Knowledge coproduction to improve assessments of nature’s contributions to people
Améline Vallet, Bruno Locatelli, Merelyn Valdivia-Díaz, Yésica Quispe Conde, Gerardina Matencio García, Alejandrina Ramos Criales, Francisca Valverde Huamanñahui, Santusa Ramos Criales, David Makowski, Sandra Lavorel
Sustainability science needs new approaches to produce, share, and use knowledge because there are major barriers to translating research into policy and practice.
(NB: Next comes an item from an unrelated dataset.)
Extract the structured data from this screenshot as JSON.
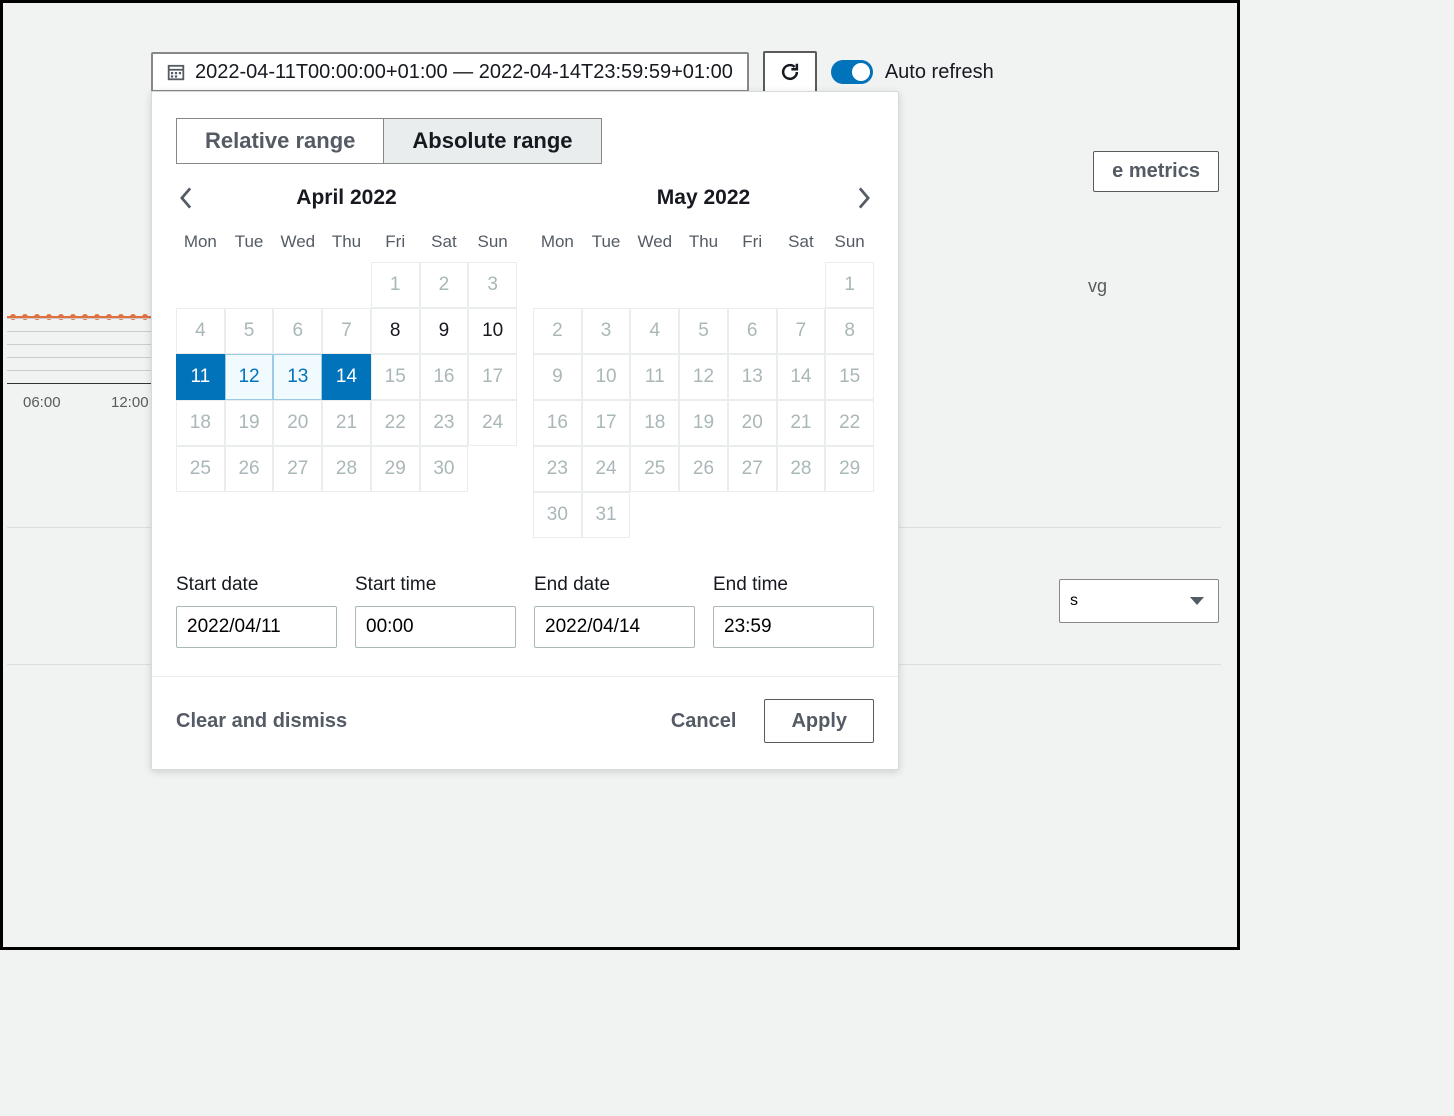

Multiple actors hold relevant knowledge for sustainability including indigenous and local people who have developed over generations knowledge, methods, and practices that biodiversity and ecosystem assessments need to capture. Despite efforts to mainstream knowledge coproduction, less than 3% of the literature on nature’s contributions to people (NCP) integrates indigenous and local knowledge (ILK). Approaches and tools to better integrate scientific and ILK knowledge systems in NCP assessments are urgently needed. To fill this gap, we conducted interviews with ILK experts from Abancay and Tamburco, Peru, and convened focus groups and workshops during which participatory mapping, a serious game, a Bayesian belief network based on ILK were introduced. We inventoried 60 medicinal plants used to treat different illnesses, and analyzed the spatial distribution of the 7 plants that contribute the most to a good quality of life, and delineated their nonmedicinal uses. Based on the Intergovernmental Science-Policy Platform on Biodiversity and Ecosystem Services conceptual framework, we defined dimensions of a good quality of life according to indigenous and local worldviews. Medicinal plants contributed strongly to health and household security, among other contributions. Climate change and overexploitation were the main perceived threats to medicinal plants, despite the existence of formal and customary institutions to regulate trade. Our approach was flexible enough to integrate diverse forms of knowledge, as well as qualitative and quantitative information from, for example, the Bayesian belief network.